With a grant of DKK 10 million from the Novo Nordisk Foundation, researchers from Aarhus University are aiming to find out how best to use naturally occurring compounds to preserve food.
Credit: Ida Jensen, AU Foto
Associate Professor Clarissa Schwab from the Department of Biological and Chemical Engineering at Aarhus University has just received an Ascending Investigator grant of DKK 10 million from the Novo Nordisk Foundation for her research project, BioFunc, which aims to improve sustainability in the preservation of food products.
The project focuses on using natural biological preservation methods rather than chemical preservatives in order to eliminate the food waste problem.
“Worldwide, approximately 30 per cent of the food produced is lost, and the biggest cause is spoilage by bacteria and fungi. Microbial food spoilage and poisoning can occur along the entire value chain, despite modern preservation methods, and bacteria and fungi are therefore a problem for the consumer, and for the entire food industry, which guarantees food safety and quality, and which also wants to reduce waste,” says Clarissa Schwab.

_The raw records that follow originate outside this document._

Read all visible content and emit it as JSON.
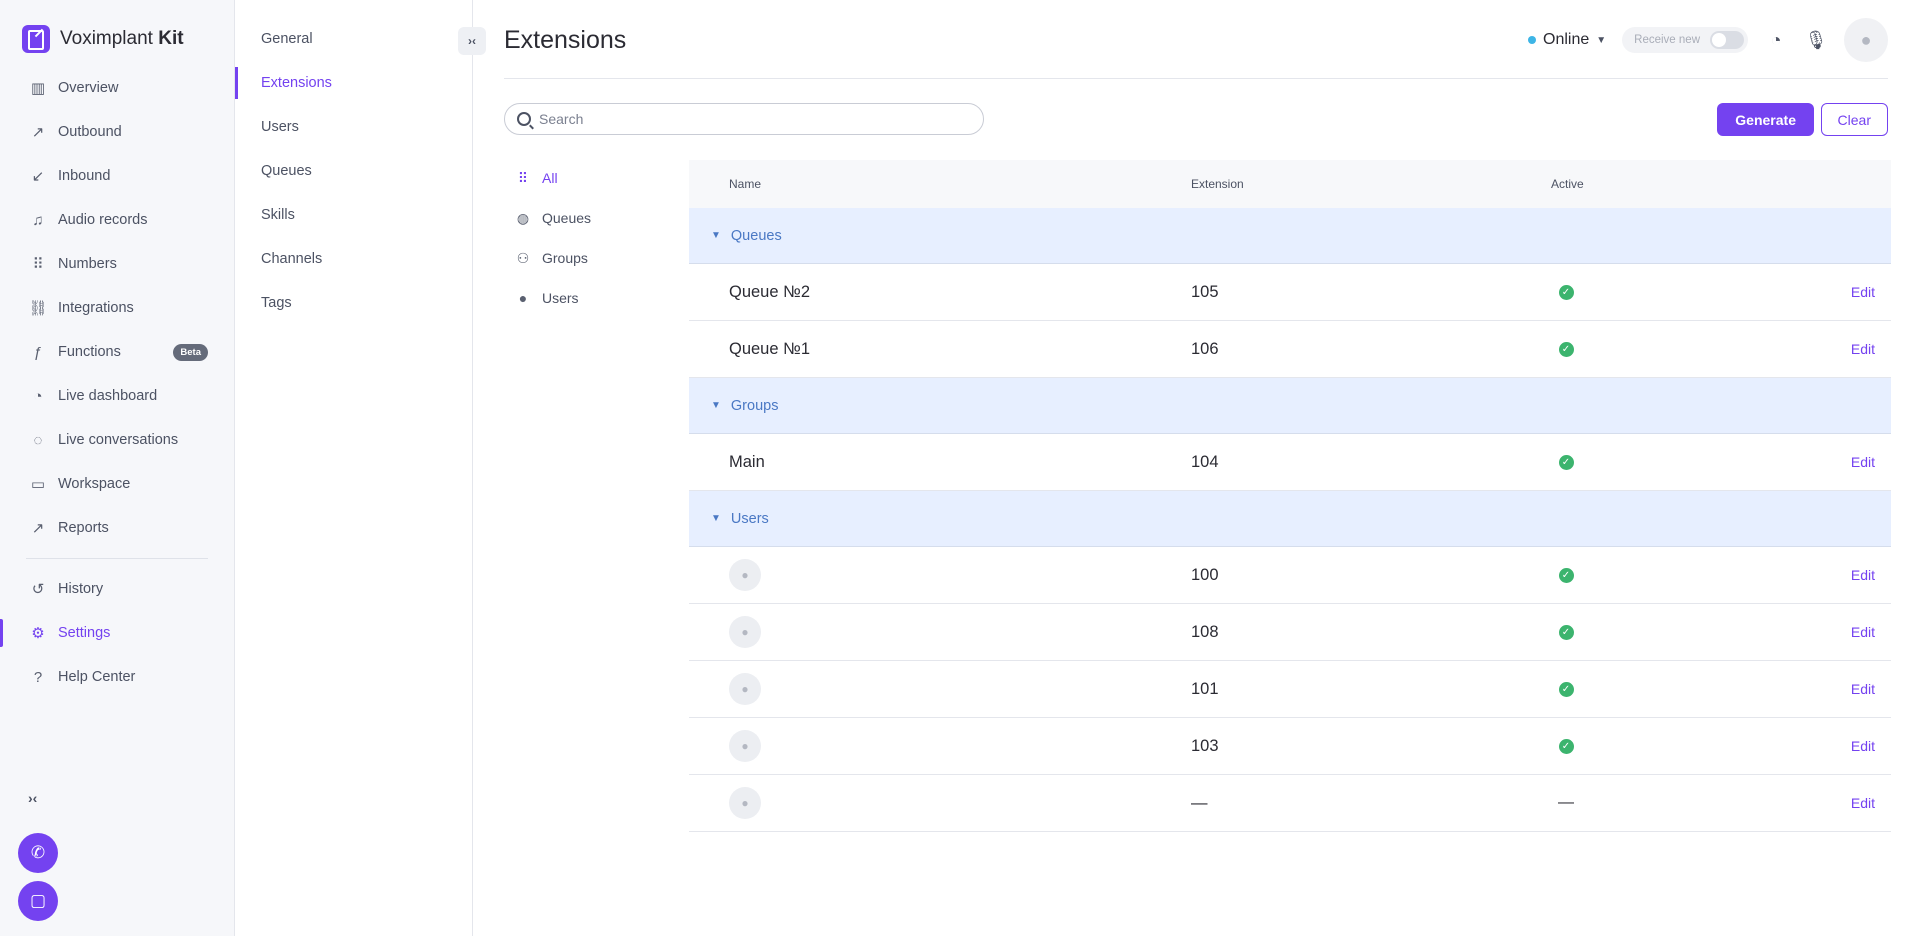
{
  "brand": {
    "name": "Voximplant",
    "suffix": "Kit"
  },
  "nav": {
    "items": [
      {
        "label": "Overview",
        "icon": "▥"
      },
      {
        "label": "Outbound",
        "icon": "↗"
      },
      {
        "label": "Inbound",
        "icon": "↙"
      },
      {
        "label": "Audio records",
        "icon": "♫"
      },
      {
        "label": "Numbers",
        "icon": "⠿"
      },
      {
        "label": "Integrations",
        "icon": "⛓"
      },
      {
        "label": "Functions",
        "icon": "ƒ",
        "badge": "Beta"
      },
      {
        "label": "Live dashboard",
        "icon": "◔"
      },
      {
        "label": "Live conversations",
        "icon": "◌"
      },
      {
        "label": "Workspace",
        "icon": "▭"
      },
      {
        "label": "Reports",
        "icon": "↗"
      }
    ],
    "bottom_items": [
      {
        "label": "History",
        "icon": "↺"
      },
      {
        "label": "Settings",
        "icon": "⚙"
      },
      {
        "label": "Help Center",
        "icon": "?"
      }
    ],
    "collapse_icon": "›‹"
  },
  "submenu": {
    "items": [
      "General",
      "Extensions",
      "Users",
      "Queues",
      "Skills",
      "Channels",
      "Tags"
    ],
    "collapse_icon": "›‹"
  },
  "header": {
    "title": "Extensions",
    "status": "Online",
    "receive_new": "Receive new"
  },
  "search": {
    "placeholder": "Search"
  },
  "actions": {
    "generate": "Generate",
    "clear": "Clear"
  },
  "filters": [
    {
      "label": "All",
      "icon": "⠿"
    },
    {
      "label": "Queues",
      "icon": "◍"
    },
    {
      "label": "Groups",
      "icon": "⚇"
    },
    {
      "label": "Users",
      "icon": "●"
    }
  ],
  "table": {
    "columns": {
      "name": "Name",
      "extension": "Extension",
      "active": "Active"
    },
    "edit_label": "Edit",
    "groups": [
      {
        "label": "Queues",
        "rows": [
          {
            "name": "Queue №2",
            "extension": "105",
            "active": true
          },
          {
            "name": "Queue №1",
            "extension": "106",
            "active": true
          }
        ]
      },
      {
        "label": "Groups",
        "rows": [
          {
            "name": "Main",
            "extension": "104",
            "active": true
          }
        ]
      },
      {
        "label": "Users",
        "rows": [
          {
            "name": "",
            "extension": "100",
            "active": true
          },
          {
            "name": "",
            "extension": "108",
            "active": true
          },
          {
            "name": "",
            "extension": "101",
            "active": true
          },
          {
            "name": "",
            "extension": "103",
            "active": true
          },
          {
            "name": "",
            "extension": "—",
            "active": "—"
          }
        ]
      }
    ]
  },
  "colors": {
    "accent": "#7442f0",
    "group_bg": "#e7efff",
    "group_text": "#4a78c4",
    "active_check": "#3cb46e",
    "status_online": "#3db5e6"
  }
}
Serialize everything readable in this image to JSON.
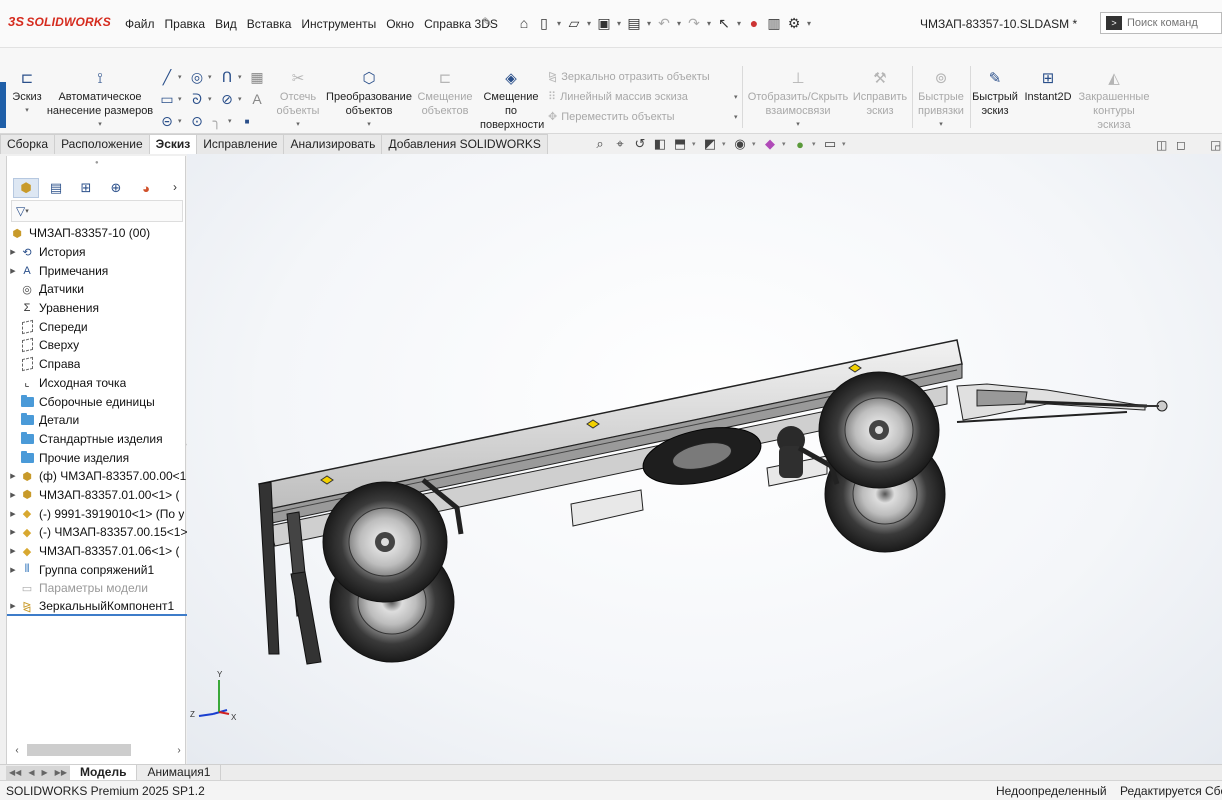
{
  "app": {
    "brand_prefix": "3S",
    "brand_name": "SOLIDWORKS"
  },
  "menu": [
    "Файл",
    "Правка",
    "Вид",
    "Вставка",
    "Инструменты",
    "Окно",
    "Справка 3DS"
  ],
  "title": {
    "document": "ЧМЗАП-83357-10.SLDASM *"
  },
  "search": {
    "placeholder": "Поиск команд"
  },
  "ribbon": {
    "sketch": "Эскиз",
    "smart_dimension": "Автоматическое нанесение размеров",
    "trim": "Отсечь объекты",
    "convert": "Преобразование объектов",
    "offset": "Смещение объектов",
    "offset_surface": "Смещение по поверхности",
    "mirror": "Зеркально отразить объекты",
    "linear_pattern": "Линейный массив эскиза",
    "move": "Переместить объекты",
    "relations": "Отобразить/Скрыть взаимосвязи",
    "repair": "Исправить эскиз",
    "snaps": "Быстрые привязки",
    "rapid_sketch": "Быстрый эскиз",
    "instant2d": "Instant2D",
    "shaded_contours": "Закрашенные контуры эскиза"
  },
  "tabs": [
    "Сборка",
    "Расположение",
    "Эскиз",
    "Исправление",
    "Анализировать",
    "Добавления SOLIDWORKS"
  ],
  "active_tab": "Эскиз",
  "tree": {
    "root": "ЧМЗАП-83357-10 (00)",
    "items": [
      {
        "label": "История",
        "icon": "history-icon",
        "expand": true
      },
      {
        "label": "Примечания",
        "icon": "annotations-icon",
        "expand": true
      },
      {
        "label": "Датчики",
        "icon": "sensors-icon",
        "expand": false
      },
      {
        "label": "Уравнения",
        "icon": "equations-icon",
        "expand": false
      },
      {
        "label": "Спереди",
        "icon": "plane-icon",
        "expand": false
      },
      {
        "label": "Сверху",
        "icon": "plane-icon",
        "expand": false
      },
      {
        "label": "Справа",
        "icon": "plane-icon",
        "expand": false
      },
      {
        "label": "Исходная точка",
        "icon": "origin-icon",
        "expand": false
      },
      {
        "label": "Сборочные единицы",
        "icon": "folder-icon",
        "expand": false
      },
      {
        "label": "Детали",
        "icon": "folder-icon",
        "expand": false
      },
      {
        "label": "Стандартные изделия",
        "icon": "folder-icon",
        "expand": false
      },
      {
        "label": "Прочие изделия",
        "icon": "folder-icon",
        "expand": false
      },
      {
        "label": "(ф) ЧМЗАП-83357.00.00<1",
        "icon": "assembly-icon",
        "expand": true
      },
      {
        "label": "ЧМЗАП-83357.01.00<1> (",
        "icon": "assembly-icon",
        "expand": true
      },
      {
        "label": "(-) 9991-3919010<1> (По у",
        "icon": "part-icon",
        "expand": true
      },
      {
        "label": "(-) ЧМЗАП-83357.00.15<1>",
        "icon": "part-icon",
        "expand": true
      },
      {
        "label": "ЧМЗАП-83357.01.06<1> (",
        "icon": "part-icon",
        "expand": true
      },
      {
        "label": "Группа сопряжений1",
        "icon": "mates-icon",
        "expand": true
      },
      {
        "label": "Параметры модели",
        "icon": "params-icon",
        "expand": false,
        "dim": true
      },
      {
        "label": "ЗеркальныйКомпонент1",
        "icon": "mirror-component-icon",
        "expand": true
      }
    ]
  },
  "triad": {
    "x": "X",
    "y": "Y",
    "z": "Z"
  },
  "bottom_tabs": [
    "Модель",
    "Анимация1"
  ],
  "status": {
    "product": "SOLIDWORKS Premium 2025 SP1.2",
    "state": "Недоопределенный",
    "editing": "Редактируется Сбор"
  },
  "colors": {
    "accent": "#1f5fa8",
    "brand": "#d52b1e"
  }
}
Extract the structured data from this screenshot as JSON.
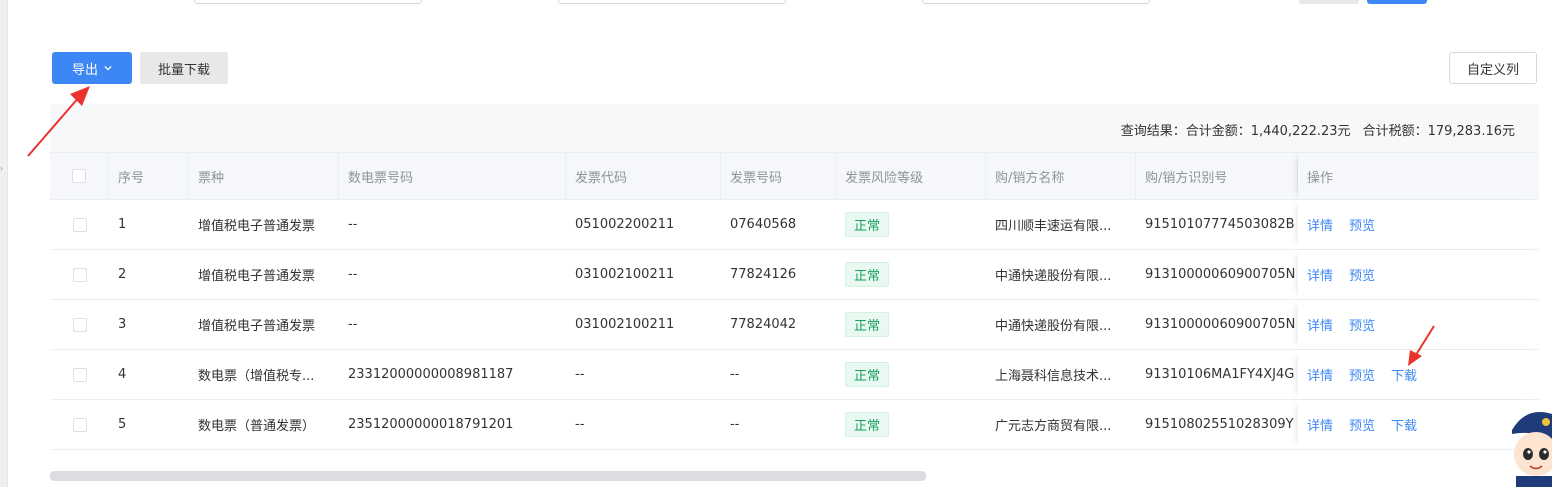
{
  "toolbar": {
    "export_label": "导出",
    "batch_download_label": "批量下载",
    "custom_columns_label": "自定义列"
  },
  "summary": {
    "query_result": "查询结果：合计金额：1,440,222.23元",
    "total_tax": "合计税额：179,283.16元"
  },
  "table": {
    "headers": {
      "index": "序号",
      "ticket_type": "票种",
      "e_invoice_no": "数电票号码",
      "invoice_code": "发票代码",
      "invoice_no": "发票号码",
      "risk_level": "发票风险等级",
      "party_name": "购/销方名称",
      "party_tax_id": "购/销方识别号",
      "actions": "操作"
    },
    "rows": [
      {
        "index": "1",
        "ticket_type": "增值税电子普通发票",
        "e_invoice_no": "--",
        "invoice_code": "051002200211",
        "invoice_no": "07640568",
        "risk_level": "正常",
        "party_name": "四川顺丰速运有限...",
        "party_tax_id": "91510107774503082B",
        "detail": "详情",
        "preview": "预览",
        "download": ""
      },
      {
        "index": "2",
        "ticket_type": "增值税电子普通发票",
        "e_invoice_no": "--",
        "invoice_code": "031002100211",
        "invoice_no": "77824126",
        "risk_level": "正常",
        "party_name": "中通快递股份有限...",
        "party_tax_id": "91310000060900705N",
        "detail": "详情",
        "preview": "预览",
        "download": ""
      },
      {
        "index": "3",
        "ticket_type": "增值税电子普通发票",
        "e_invoice_no": "--",
        "invoice_code": "031002100211",
        "invoice_no": "77824042",
        "risk_level": "正常",
        "party_name": "中通快递股份有限...",
        "party_tax_id": "91310000060900705N",
        "detail": "详情",
        "preview": "预览",
        "download": ""
      },
      {
        "index": "4",
        "ticket_type": "数电票（增值税专...",
        "e_invoice_no": "23312000000008981187",
        "invoice_code": "--",
        "invoice_no": "--",
        "risk_level": "正常",
        "party_name": "上海聂科信息技术...",
        "party_tax_id": "91310106MA1FY4XJ4G",
        "detail": "详情",
        "preview": "预览",
        "download": "下载"
      },
      {
        "index": "5",
        "ticket_type": "数电票（普通发票）",
        "e_invoice_no": "23512000000018791201",
        "invoice_code": "--",
        "invoice_no": "--",
        "risk_level": "正常",
        "party_name": "广元志方商贸有限...",
        "party_tax_id": "91510802551028309Y",
        "detail": "详情",
        "preview": "预览",
        "download": "下载"
      }
    ]
  },
  "colors": {
    "primary": "#3d87f5",
    "tag_green": "#19a05e",
    "annotation_red": "#e8332e"
  }
}
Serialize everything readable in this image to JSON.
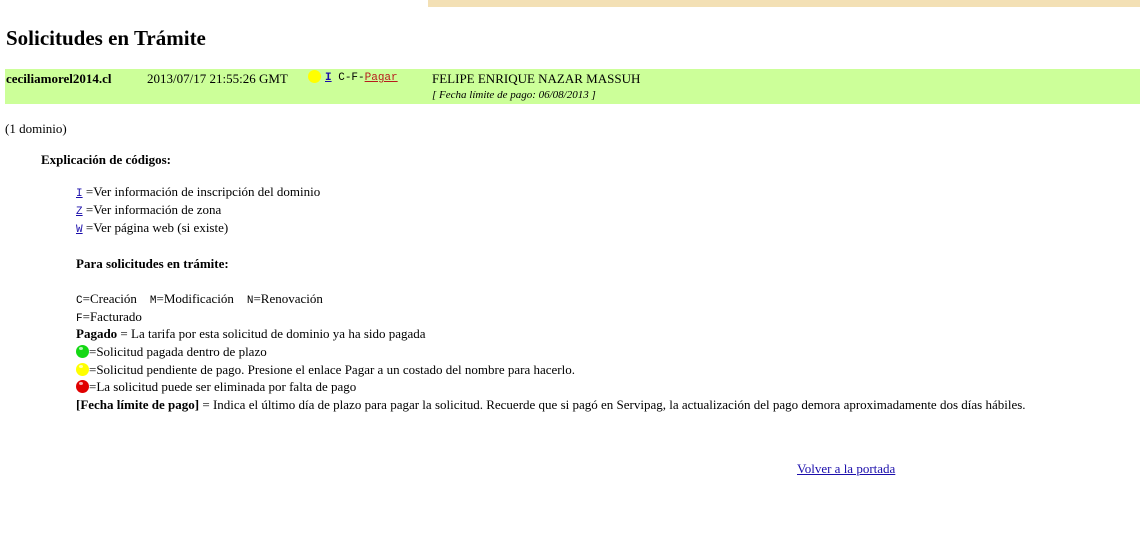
{
  "page": {
    "title": "Solicitudes en Trámite"
  },
  "request": {
    "domain": "ceciliamorel2014.cl",
    "datetime": "2013/07/17 21:55:26 GMT",
    "status_color": "#ffff00",
    "code_i": "I",
    "code_cf": "C-F-",
    "pay_label": "Pagar",
    "owner": "FELIPE ENRIQUE NAZAR MASSUH",
    "deadline": "[ Fecha límite de pago: 06/08/2013 ]"
  },
  "count_text": "(1 dominio)",
  "legend": {
    "heading": "Explicación de códigos:",
    "i_code": "I",
    "i_text": "=Ver información de inscripción del dominio",
    "z_code": "Z",
    "z_text": "=Ver información de zona",
    "w_code": "W",
    "w_text": "=Ver página web (si existe)",
    "pending_heading": "Para solicitudes en trámite:",
    "c_code": "C",
    "c_text": "=Creación",
    "m_code": "M",
    "m_text": "=Modificación",
    "n_code": "N",
    "n_text": "=Renovación",
    "f_code": "F",
    "f_text": "=Facturado",
    "paid_label": "Pagado",
    "paid_text": " = La tarifa por esta solicitud de dominio ya ha sido pagada",
    "green_text": "=Solicitud pagada dentro de plazo",
    "yellow_text": "=Solicitud pendiente de pago. Presione el enlace Pagar a un costado del nombre para hacerlo.",
    "red_text": "=La solicitud puede ser eliminada por falta de pago",
    "deadline_label": "[Fecha límite de pago]",
    "deadline_text": " = Indica el último día de plazo para pagar la solicitud. Recuerde que si pagó en Servipag, la actualización del pago demora aproximadamente dos días hábiles."
  },
  "footer": {
    "back_link": "Volver a la portada"
  }
}
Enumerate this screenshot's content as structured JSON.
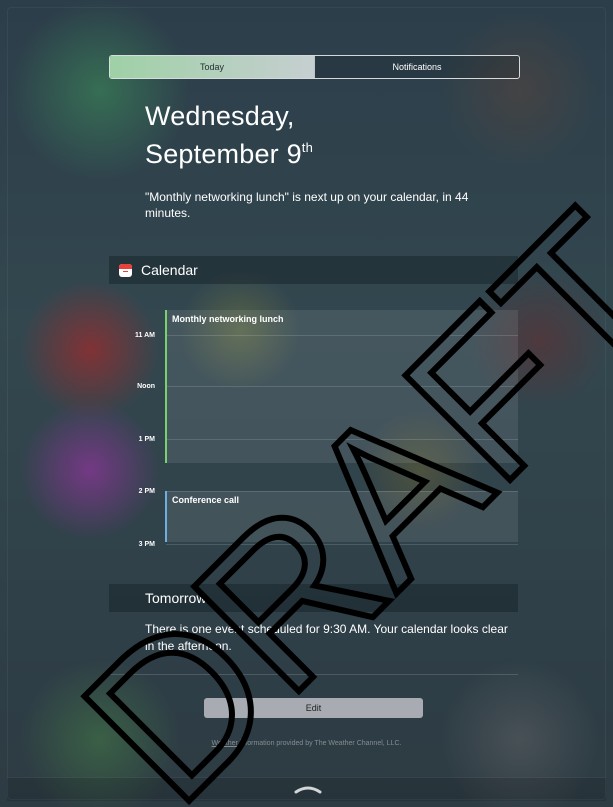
{
  "tabs": [
    {
      "label": "Today",
      "active": true
    },
    {
      "label": "Notifications",
      "active": false
    }
  ],
  "date": {
    "weekday_line": "Wednesday,",
    "month_day": "September 9",
    "suffix": "th"
  },
  "summary": "\"Monthly networking lunch\" is next up on your calendar, in 44 minutes.",
  "calendar": {
    "title": "Calendar",
    "icon": "calendar-icon",
    "time_labels": [
      "11 AM",
      "Noon",
      "1 PM",
      "2 PM",
      "3 PM"
    ],
    "events": [
      {
        "title": "Monthly networking lunch",
        "color": "#7bd06e"
      },
      {
        "title": "Conference call",
        "color": "#6bb0e0"
      }
    ]
  },
  "tomorrow": {
    "title": "Tomorrow",
    "text": "There is one event scheduled for 9:30 AM. Your calendar looks clear in the afternoon."
  },
  "edit_label": "Edit",
  "credit": {
    "link": "Weather",
    "rest": " information provided by The Weather Channel, LLC."
  },
  "watermark": "DRAFT"
}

Today, there are several different ways of preserving food, and biological preservation using microbes is not exactly a new concept.
Favourable microbes and the bio-preserving substances produced by these microorganisms have been used for thousands of years in different branches of food production to inhibit or remove undesirable contaminants in foods such as yeast and fungi in dairy fermentation.
In addition, natural methods of food preservation have become more popular among consumers. Actually, more than 50 per cent of Europeans are concerned about the use of preservatives in foods and want natural alternatives (Eurobarometer 394).
“Organic acids are natural preservatives produced by plants and bacteria, and these inhibit the microbes that ruin food products. There are a lot of different organic acids, but it is still not entirely clear why and how these organic acids inhibit microbes, and which organic acids work best in a particular food product,” says the associate professor, and she explains that one of the main aims of the project is to achieve a far better understanding of the fundamental mechanisms behind these processes.
Another purpose of the project is to examine which organic acids are most active and under what conditions, and to develop a proof-of-concept for a bio-preservative system that can significantly enhance food safety and reduce food waste.
“The project is the culmination of my more than 10 years of research into the subject, and I hope to be able to help deliver durable and natural microbial solutions to make food safer in the future.”
The project is called BioFunc (Organic acids-old natural compounds with underexploited biofunctionalities) and it will run for five years. The project is being headed by Associate Professor Clarissa Schwab and her research group: Functional Microbe Technology.